See the following Knowledge Base articles related to phishing and secure computing:  

• I replied to a phishing email. What do I do now?
• Locating email headers
• OpenDNS Umbrella Roaming Client

Technology Services is pleased to offer Tulane faculty, staff, students, and affiliates access to security awareness on-line training. These interactive modules make it easy to keep yourself safe online, to protect your data, and stay on top of security issues.

These short and informative modules cover HIPAA, FISMA and FERPA standards as well as important topics such as Social Networking and Mobile Device Security. These videos are helpful for anyone who uses a computer.

These easy to use training tools are available through the Training Wave at Gibson online:

• Log in to gibson.tulane.edu
• Click on your role (student, faculty, staff)
• Click on "Training Wave" in the left-side menu
• Click on "Course Catalog"

All courses with Course IDs beginning with "TIS" are part of the security awareness training series

Every user of Tulane University's information systems resources is responsible for protecting the confidentiality, availability and integrity of the University's information assets.The Information Security Strategy supports and coordinates our university community's efforts to secure Information and Information Systems from unauthorized access, disclosure and disruption. The document outlines Information classification; roles and responsibilities for protecting information; and provides a high level strategic overview of administrative, operational and technical controls that should be implemented to safeguard the University's information assets.

Summary of control requirements:

• Implemented controls should ensure the availability, integrity and confidentiality of the University's information resources
• Roles and responsibilities for information use should be appropriately segregated to ensure users have access to information on a need to know basis only
• Audit logs and trails should be maintained for all applications and systems that handle and maintain sensitive University information

Asset Classification

To assist in the appropriate handling of information, a sensitivity classification hierarchy should be used throughout Tulane University. This sensitivity classification system ensures consistent handling of information regardless of form, mode of transmission or storage.

The information classification categories are:

• Confidential – Covers sensitive information about individuals and the University. It requires a high level of protection against unauthorized use, disclosure, modification and destruction.
• Internal Use Only – Covers information that requires protection against unauthorized disclosure, modification, destruction, or use, but the sensitivity of the information is less than that for confidential information.
• Unrestricted – Covers information that can be disclosed to any person inside or outside the University. Although security mechanisms are not needed to control disclosure and dissemination, they are still required to protect against unauthorized modification and destruction of information.

Roles and Responsibilities

As a member of the University community, you share in the responsibility for protecting information resources for which you have access or custodianship. In addition, there are particular responsibilities assigned to specific groups.  

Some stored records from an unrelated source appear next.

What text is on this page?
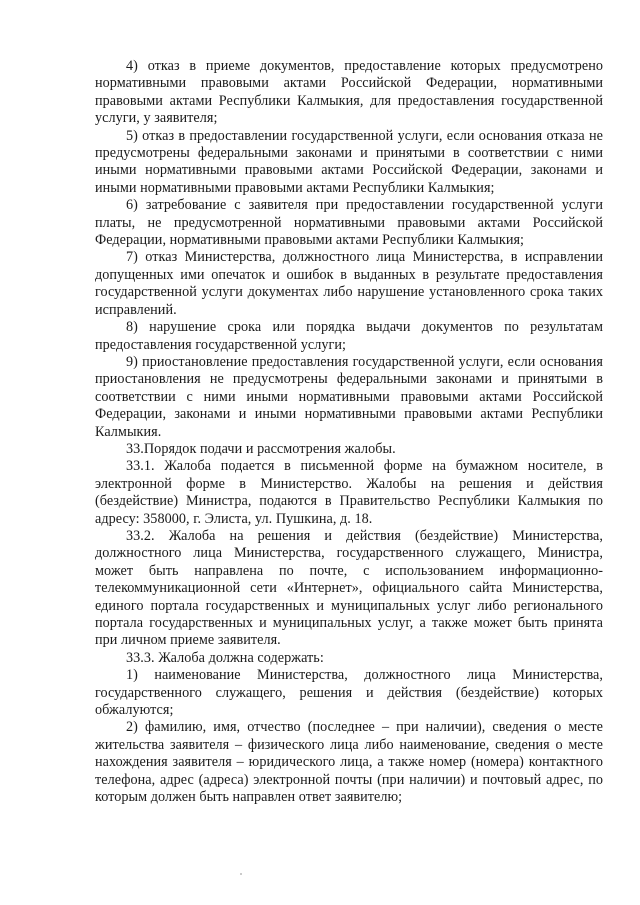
4) отказ в приеме документов, предоставление которых предусмотрено нормативными правовыми актами Российской Федерации, нормативными правовыми актами Республики Калмыкия, для предоставления государственной услуги, у заявителя;

5) отказ в предоставлении государственной услуги, если основания отказа не предусмотрены федеральными законами и принятыми в соответствии с ними иными нормативными правовыми актами Российской Федерации, законами и иными нормативными правовыми актами Республики Калмыкия;

6) затребование с заявителя при предоставлении государственной услуги платы, не предусмотренной нормативными правовыми актами Российской Федерации, нормативными правовыми актами Республики Калмыкия;

7) отказ Министерства, должностного лица Министерства, в исправлении допущенных ими опечаток и ошибок в выданных в результате предоставления государственной услуги документах либо нарушение установленного срока таких исправлений.

8) нарушение срока или порядка выдачи документов по результатам предоставления государственной услуги;

9) приостановление предоставления государственной услуги, если основания приостановления не предусмотрены федеральными законами и принятыми в соответствии с ними иными нормативными правовыми актами Российской Федерации, законами и иными нормативными правовыми актами Республики Калмыкия.

33.Порядок подачи и рассмотрения жалобы.

33.1. Жалоба подается в письменной форме на бумажном носителе, в электронной форме в Министерство. Жалобы на решения и действия (бездействие) Министра, подаются в Правительство Республики Калмыкия по адресу: 358000, г. Элиста, ул. Пушкина, д. 18.

33.2. Жалоба на решения и действия (бездействие) Министерства, должностного лица Министерства, государственного служащего, Министра, может быть направлена по почте, с использованием информационно-телекоммуникационной сети «Интернет», официального сайта Министерства, единого портала государственных и муниципальных услуг либо регионального портала государственных и муниципальных услуг, а также может быть принята при личном приеме заявителя.

33.3. Жалоба должна содержать:

1) наименование Министерства, должностного лица Министерства, государственного служащего, решения и действия (бездействие) которых обжалуются;

2) фамилию, имя, отчество (последнее – при наличии), сведения о месте жительства заявителя – физического лица либо наименование, сведения о месте нахождения заявителя – юридического лица, а также номер (номера) контактного телефона, адрес (адреса) электронной почты (при наличии) и почтовый адрес, по которым должен быть направлен ответ заявителю;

These specific groups are:

• Owner – The University is considered the OWNER of all university information.
• Steward/Assistant Steward –Those members of the University community who have the primary responsibility for a particular subset of information and perform the duties of the information owner on behalf of the university.
• Custodian – They are in physical or logical possession of information and/or information system assets and are responsible for the day-to-day operations, maintenance and safeguarding of those assets.
• User – This includes all university community members who are authorized to use any University information resource.